As FAQs confusas e honestas sobre tecnologia no quarto do bebé
Tinhas mesmo de esmagar a câmara, Sarah?
Ok, em termos lógicos? Não. Provavelmente poderia ter apenas desligado o aparelho da tomada, feito a reposição de fábrica, atualizado o firmware e atirado aquilo para um contentor de doações ou algo do género. Mas eram 2 da manhã, eu estava a funcionar com mais ou menos quarenta minutos de sono, e a minha adrenalina de mãe ursa tomou conta de mim. Além disso, soube-me mesmo muito bem bater-lhe com a tampa do caixote do lixo. Recomendo vivamente para aliviar o stress.
Tenho absolutamente de usar um intercomunicador Wi-Fi?
Meu Deus, não. A indústria dos artigos para bebé fez-nos uma autêntica lavagem cerebral para acharmos que precisamos de vigilância de nível militar para criar um recém-nascido. A humanidade tem mantido os bebés vivos durante milhares de anos sem uma aplicação que monitorize os ciclos de sono. Agora uso um intercomunicador VTech baratinho que só tem áudio. Não se liga à internet, funciona na perfeição e ninguém num fuso horário diferente o consegue piratear. A tranquilidade mental é infinitamente melhor do que o vídeo em alta definição.
Como sei se a minha câmara é segura?
Sinceramente, mal sei como funciona o meu micro-ondas, mas a regra básica que aprendi da pior forma é que, se o aparelho se liga à internet de vossa casa, precisa de uma palavra-passe forte e única. Se continuam a usar a palavra-passe que vinha impressa no fundo do aparelho ou num post-it dentro da caixa, estão basicamente a deixar a porta da rua escancarada. Atualizem a aplicação, atualizem o firmware e, se a marca não oferecer autenticação de dois fatores, se calhar é melhor atirá-lo para o lixo.
E quanto aos avós a partilharem fotografias?
Esta é, literalmente, a pior conversa de sempre, mas é preciso arrancar o penso rápido e dizer aos vossos pais que a internet é um lugar muito diferente e muito mais estranho do que era em 2005. Eu disse à minha mãe que pode enviar as fotografias que quiser por mensagem para o nosso grupo de família, mas, no momento em que alguma coisa for parar ao Facebook sem a minha permissão, perde os privilégios de receber fotos por completo. Isto causou uma semana de silêncio constrangedor, mas ela finalmente respeitou o limite. Temos mesmo de ser firmes.

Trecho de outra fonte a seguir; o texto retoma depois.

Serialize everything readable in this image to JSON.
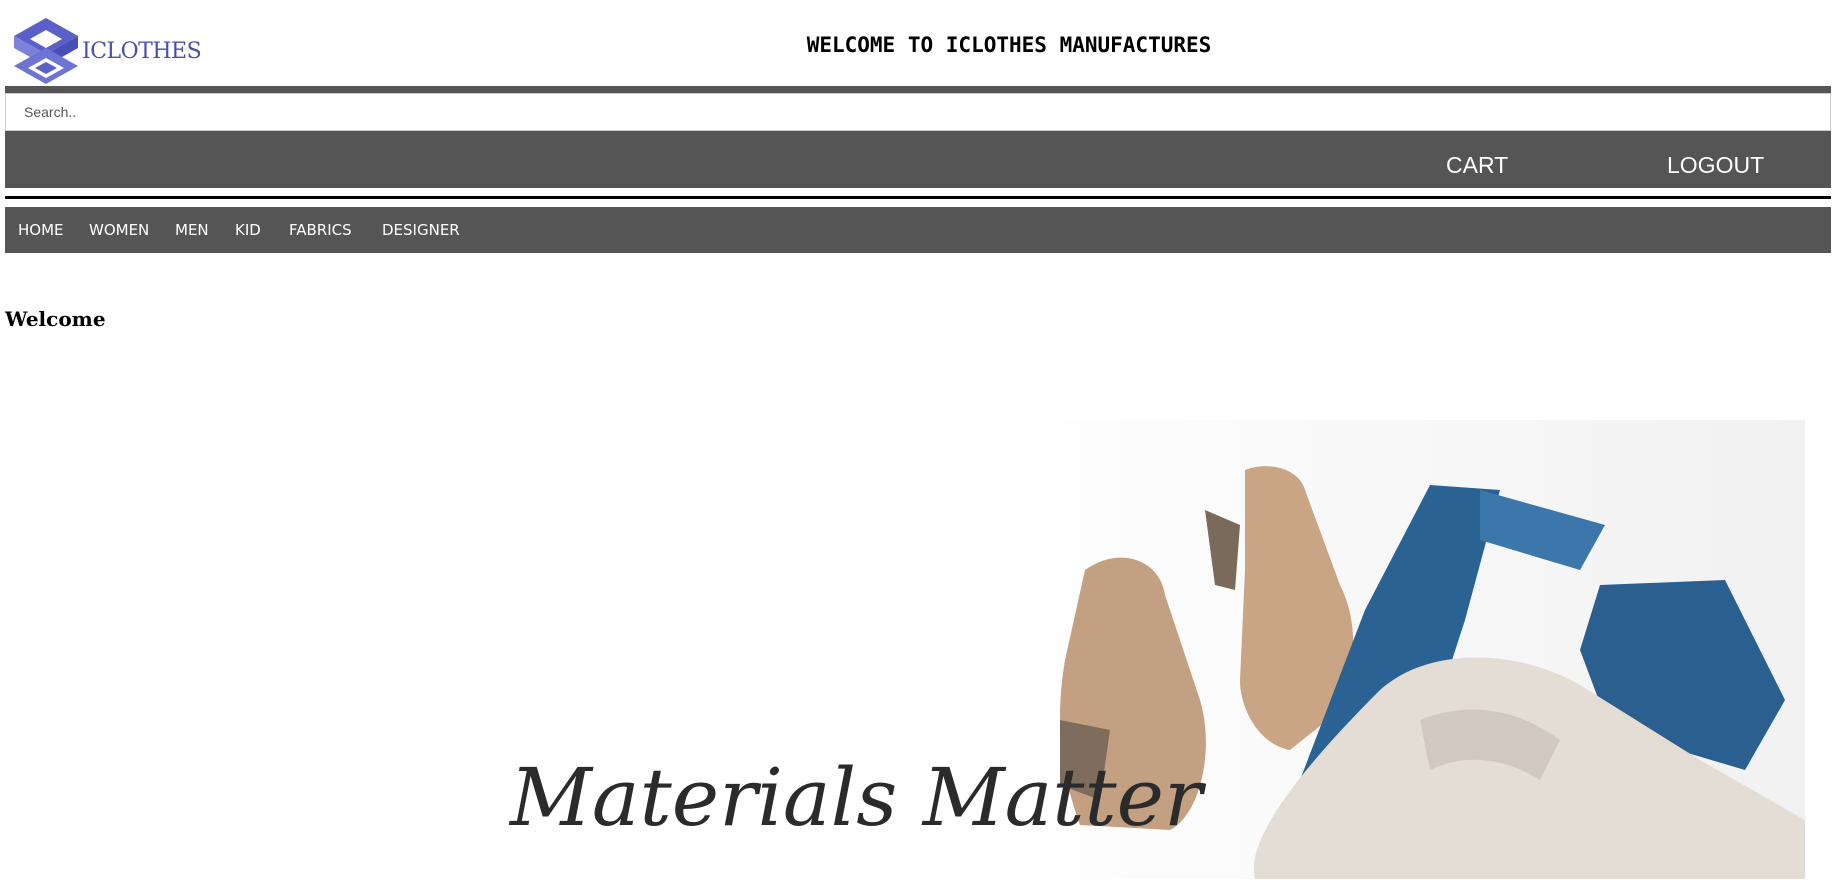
{
  "header": {
    "logo_text": "ICLOTHES",
    "title": "WELCOME TO ICLOTHES MANUFACTURES"
  },
  "search": {
    "placeholder": "Search.."
  },
  "account": {
    "cart_label": "CART",
    "logout_label": "LOGOUT"
  },
  "nav": {
    "items": [
      {
        "label": "HOME"
      },
      {
        "label": "WOMEN"
      },
      {
        "label": "MEN"
      },
      {
        "label": "KID"
      },
      {
        "label": "FABRICS"
      },
      {
        "label": "DESIGNER"
      }
    ]
  },
  "main": {
    "heading": "Welcome",
    "banner_text": "Materials Matter"
  },
  "colors": {
    "bar": "#555555",
    "logo": "#5a60c8",
    "denim": "#2a6294",
    "suede": "#c9a585"
  },
  "icons": {
    "logo": "nested-diamond-logo-icon"
  }
}
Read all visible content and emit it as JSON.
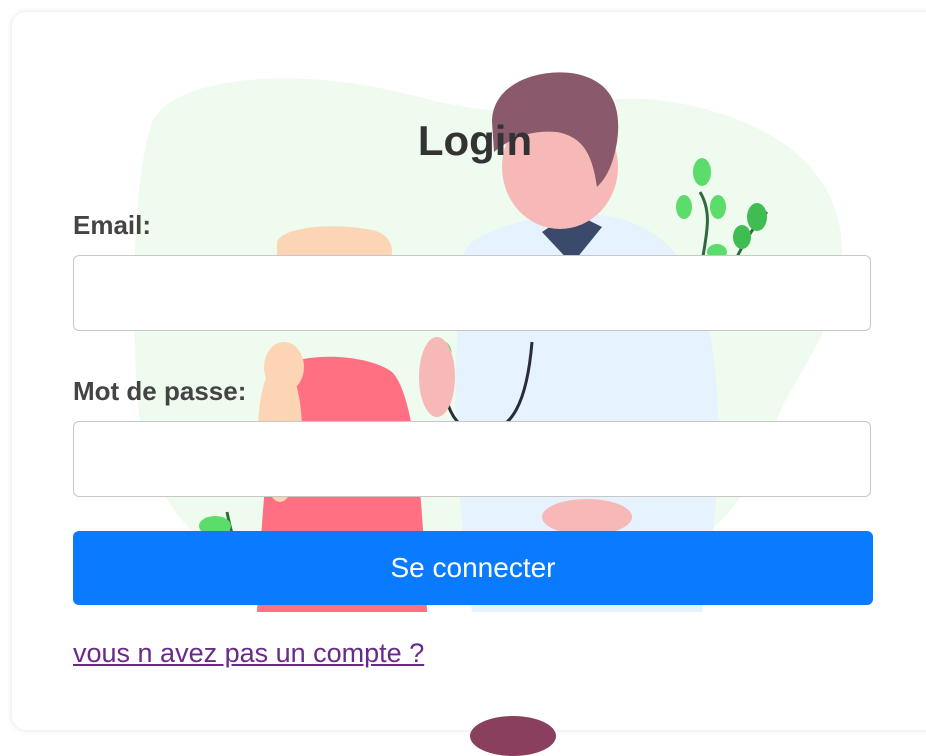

Como paro de estar obcecada com o intercomunicador?
Provavelmente só precisam de deitar a palavra-passe de fábrica para o lixo, juntamente com aquela ansiedade estranha que vos diz para verificar a aplicação a cada três segundos, e quem sabe investir em algo que não comunique com um servidor noutro país enquanto se lembram a vocês mesmos que os bebés fazem ruídos estranhos a dormir. Eles resmungam, bufam, dão um pequeno choro e voltam logo a dormir. Se estiverem a ver cada pequeno espasmo num ecrã, nunca vão conseguir descansar. Ponham o volume baixinho, confiem no vosso ambiente físico e vão para a cama. Vocês precisam disso.